Greenhouse Gas (GHG) / Carbon Offset: A mechanism by which the impact of emitting a ton of GHG or CO2 can be negated or diminished by avoiding the release of a ton elsewhere, or absorbing a ton of GHG or CO2 from the air that otherwise would have remained in the atmosphere. Green Tags / Renewable Energy Certificates are one many strategies for offsetting; others include reforestation, afforestation and avoided deforestation.

Green Tags / Renewable Energy Certificates (REC): A REC is a tradable commodity representing the environmental benefits of 1 Mega Watt hour of energy from a renewable source. If a renewable energy project meets stringent additionality criteria, it can be used to generate offsets. In these instances, RECs are quantified as 1400 pounds of greenhouse gases being offset. There is a direct connection between the investor and the generating renewable energy asset if the investor purchases BEF green tags, for example, and is using electricity off of the grid in the U.S. (i.e., their dollars help get more renewable energy into the grid). If the investor is not based in the U.S., there is not a direct connection between the investor and the generating renewable energy asset, but they're still making a contribution toward the incremental cost of producing kWh from a renewable source.

Additionality: Based on the Kyoto Protocol, additionality refers to offset projects that achieve reductions that are "additional to those that otherwise would occur".

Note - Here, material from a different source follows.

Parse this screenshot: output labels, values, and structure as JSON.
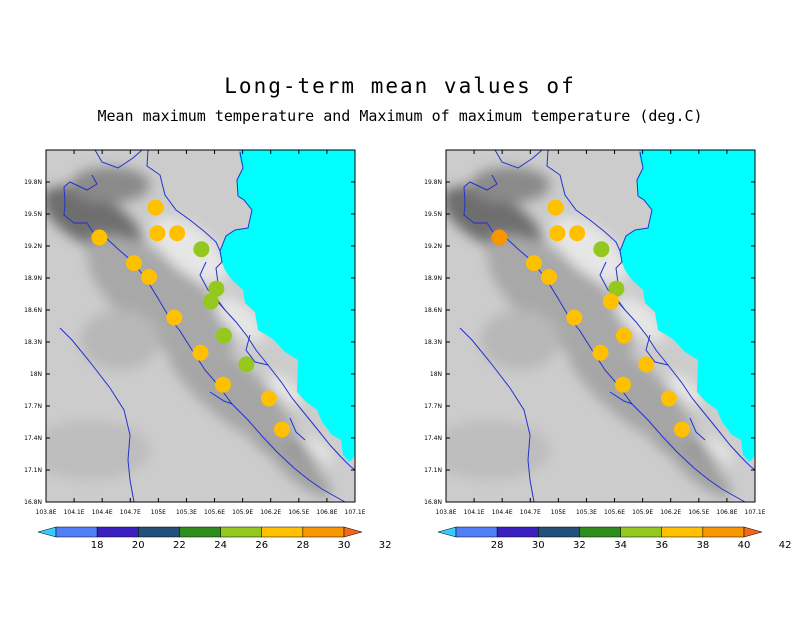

Environmental Additionality: Emission reductions represent a physical reduction or avoidance of emissions over what would have occurred.

Financial Additionality: Projects that generate funding additional to existing commitments that is specifically allocated to achieving greenhouse gas reductions.

Reforestation and Afforestation: Reforestation is the re-establishment of a forest by planting or seeding an area where forest vegetation has been removed, whereas afforestation is the establishment of trees in an area that has lacked forest cover for a long time or has never been forested.